Paul Niedermann

Paul Niedermann am 29.09.2014 im Bürgersaal  Foto: Sandra PfannerEin Überlebender des Holocausts Erzählt

Mit einem besonderen Vortrag konnte die DFV in ihrem Herbstprogramm 2014 aufwarten: Vermittelt über das erzbischöfliche Seelsorgeamt in Freiburg gelang es, den gebürtigen Karlsruher und heute in Paris wohnenden Journalisten und Fotografen Paul Niedermann für einen Vortrag mit anschließendem Gespräch zu gewinnen.
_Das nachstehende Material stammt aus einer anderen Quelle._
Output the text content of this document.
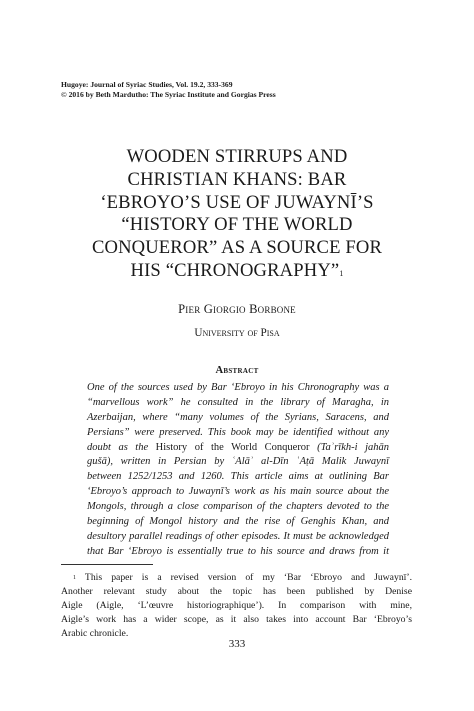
Hugoye: Journal of Syriac Studies, Vol. 19.2, 333-369
© 2016 by Beth Mardutho: The Syriac Institute and Gorgias Press
WOODEN STIRRUPS AND
CHRISTIAN KHANS: BAR
‘EBROYO’S USE OF JUWAYNĪ’S
“HISTORY OF THE WORLD
CONQUEROR” AS A SOURCE FOR
HIS “CHRONOGRAPHY”$^1$
Pier Giorgio Borbone
University of Pisa
Abstract
One of the sources used by Bar ‘Ebroyo in his Chronography was a
“marvellous work” he consulted in the library of Maragha, in
Azerbaijan, where “many volumes of the Syrians, Saracens, and
Persians” were preserved. This book may be identified without any
doubt as the History of the World Conqueror (Taʾrīkh-i jahān
gušā), written in Persian by ʿAlāʾ al-Dīn ʿAṭā Malik Juwaynī
between 1252/1253 and 1260. This article aims at outlining Bar
‘Ebroyo’s approach to Juwaynī’s work as his main source about the
Mongols, through a close comparison of the chapters devoted to the
beginning of Mongol history and the rise of Genghis Khan, and
desultory parallel readings of other episodes. It must be acknowledged
that Bar ‘Ebroyo is essentially true to his source and draws from it
$^1$ This paper is a revised version of my ‘Bar ‘Ebroyo and Juwaynī’.
Another relevant study about the topic has been published by Denise
Aigle (Aigle, ‘L’œuvre historiographique’). In comparison with mine,
Aigle’s work has a wider scope, as it also takes into account Bar ‘Ebroyo’s
Arabic chronicle.
333
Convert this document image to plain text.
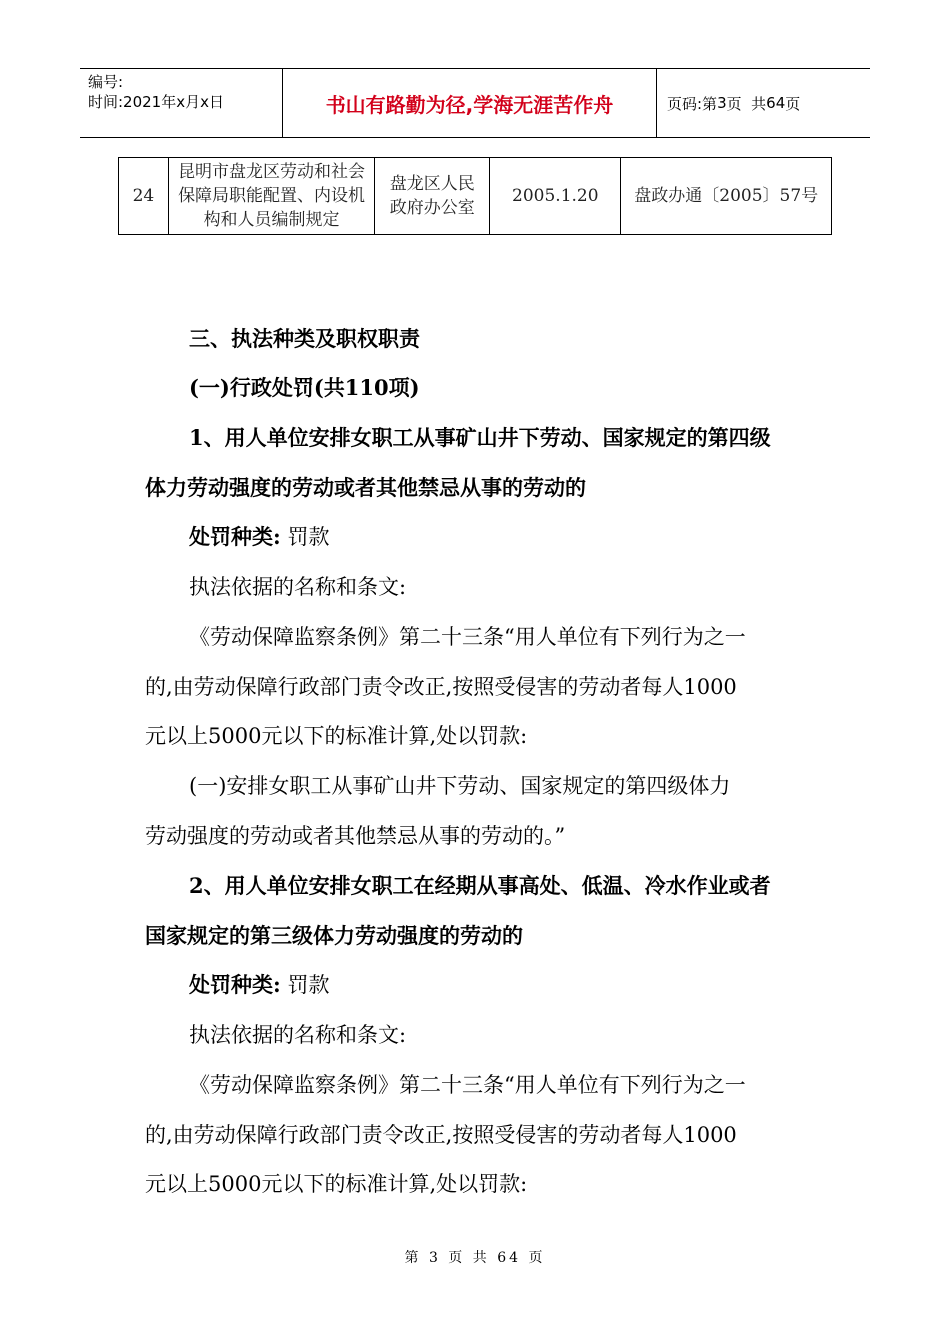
编号:
时间:2021年x月x日	书山有路勤为径,学海无涯苦作舟	页码:第 3 页  共 64 页
24	昆明市盘龙区劳动和社会保障局职能配置、内设机构和人员编制规定	盘龙区人民政府办公室	2005.1.20	盘政办通〔2005〕57号
三、执法种类及职权职责
(一)行政处罚(共110项)
1、用人单位安排女职工从事矿山井下劳动、国家规定的第四级
体力劳动强度的劳动或者其他禁忌从事的劳动的
处罚种类: 罚款
执法依据的名称和条文:
《劳动保障监察条例》第二十三条“用人单位有下列行为之一
的,由劳动保障行政部门责令改正,按照受侵害的劳动者每人1000
元以上5000元以下的标准计算,处以罚款:
(一)安排女职工从事矿山井下劳动、国家规定的第四级体力
劳动强度的劳动或者其他禁忌从事的劳动的。”
2、用人单位安排女职工在经期从事高处、低温、冷水作业或者
国家规定的第三级体力劳动强度的劳动的
处罚种类: 罚款
执法依据的名称和条文:
《劳动保障监察条例》第二十三条“用人单位有下列行为之一
的,由劳动保障行政部门责令改正,按照受侵害的劳动者每人1000
元以上5000元以下的标准计算,处以罚款:
第 3 页 共 64 页
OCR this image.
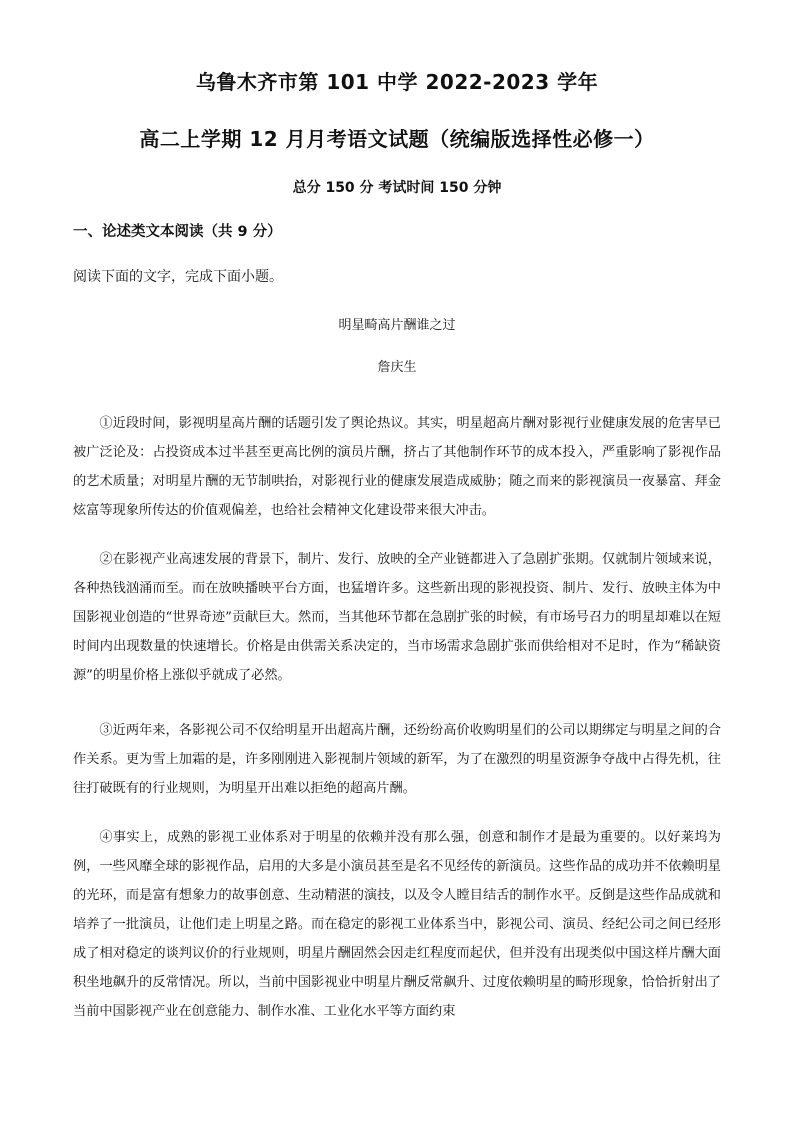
乌鲁木齐市第 101 中学 2022-2023 学年
高二上学期 12 月月考语文试题（统编版选择性必修一）
总分 150 分 考试时间 150 分钟
一、论述类文本阅读（共 9 分）
阅读下面的文字，完成下面小题。
明星畸高片酬谁之过
詹庆生

①近段时间，影视明星高片酬的话题引发了舆论热议。其实，明星超高片酬对影视行业健康发展的危害早已被广泛论及：占投资成本过半甚至更高比例的演员片酬，挤占了其他制作环节的成本投入，严重影响了影视作品的艺术质量；对明星片酬的无节制哄抬，对影视行业的健康发展造成威胁；随之而来的影视演员一夜暴富、拜金炫富等现象所传达的价值观偏差，也给社会精神文化建设带来很大冲击。

②在影视产业高速发展的背景下，制片、发行、放映的全产业链都进入了急剧扩张期。仅就制片领域来说，各种热钱汹涌而至。而在放映播映平台方面，也猛增许多。这些新出现的影视投资、制片、发行、放映主体为中国影视业创造的“世界奇迹”贡献巨大。然而，当其他环节都在急剧扩张的时候，有市场号召力的明星却难以在短时间内出现数量的快速增长。价格是由供需关系决定的，当市场需求急剧扩张而供给相对不足时，作为“稀缺资源”的明星价格上涨似乎就成了必然。

③近两年来，各影视公司不仅给明星开出超高片酬，还纷纷高价收购明星们的公司以期绑定与明星之间的合作关系。更为雪上加霜的是，许多刚刚进入影视制片领域的新军，为了在激烈的明星资源争夺战中占得先机，往往打破既有的行业规则，为明星开出难以拒绝的超高片酬。

④事实上，成熟的影视工业体系对于明星的依赖并没有那么强，创意和制作才是最为重要的。以好莱坞为例，一些风靡全球的影视作品，启用的大多是小演员甚至是名不见经传的新演员。这些作品的成功并不依赖明星的光环，而是富有想象力的故事创意、生动精湛的演技，以及令人瞠目结舌的制作水平。反倒是这些作品成就和培养了一批演员，让他们走上明星之路。而在稳定的影视工业体系当中，影视公司、演员、经纪公司之间已经形成了相对稳定的谈判议价的行业规则，明星片酬固然会因走红程度而起伏，但并没有出现类似中国这样片酬大面积坐地飙升的反常情况。所以，当前中国影视业中明星片酬反常飙升、过度依赖明星的畸形现象，恰恰折射出了当前中国影视产业在创意能力、制作水准、工业化水平等方面约束
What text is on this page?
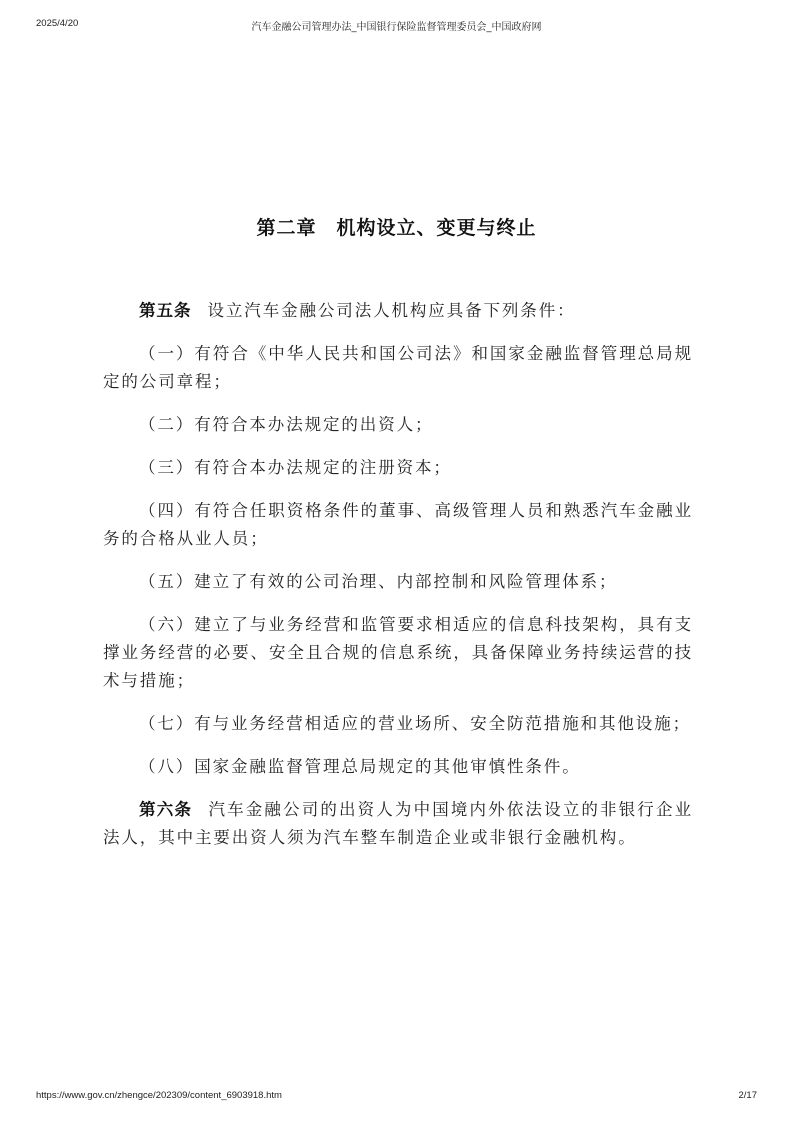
2025/4/20	汽车金融公司管理办法_中国银行保险监督管理委员会_中国政府网
第二章　机构设立、变更与终止

第五条 设立汽车金融公司法人机构应具备下列条件：

（一）有符合《中华人民共和国公司法》和国家金融监督管理总局规定的公司章程；

（二）有符合本办法规定的出资人；

（三）有符合本办法规定的注册资本；

（四）有符合任职资格条件的董事、高级管理人员和熟悉汽车金融业务的合格从业人员；

（五）建立了有效的公司治理、内部控制和风险管理体系；

（六）建立了与业务经营和监管要求相适应的信息科技架构，具有支撑业务经营的必要、安全且合规的信息系统，具备保障业务持续运营的技术与措施；

（七）有与业务经营相适应的营业场所、安全防范措施和其他设施；

（八）国家金融监督管理总局规定的其他审慎性条件。

第六条 汽车金融公司的出资人为中国境内外依法设立的非银行企业法人，其中主要出资人须为汽车整车制造企业或非银行金融机构。

https://www.gov.cn/zhengce/202309/content_6903918.htm	2/17
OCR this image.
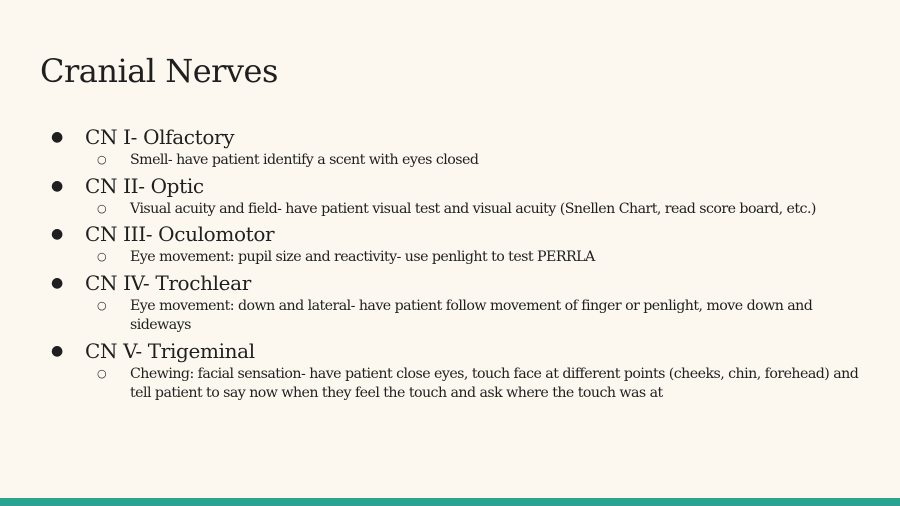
Cranial Nerves
● CN I- Olfactory
○ Smell- have patient identify a scent with eyes closed
● CN II- Optic
○ Visual acuity and field- have patient visual test and visual acuity (Snellen Chart, read score board, etc.)
● CN III- Oculomotor
○ Eye movement: pupil size and reactivity- use penlight to test PERRLA
● CN IV- Trochlear
○ Eye movement: down and lateral- have patient follow movement of finger or penlight, move down and sideways
● CN V- Trigeminal
○ Chewing: facial sensation- have patient close eyes, touch face at different points (cheeks, chin, forehead) and tell patient to say now when they feel the touch and ask where the touch was at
Der Vortrag fand am Montag, 29.09.2014 im Bürgersaal statt.
Paul Niedermann, der am 22.10.1940 nach Gurs deportiert wurde, berichtete über seine Erlebnisse und Erfahrungen in Baden während des 3. Reichs, über die Deportation nach Gurs, seine Zeit im Internierungslager und seine Flucht.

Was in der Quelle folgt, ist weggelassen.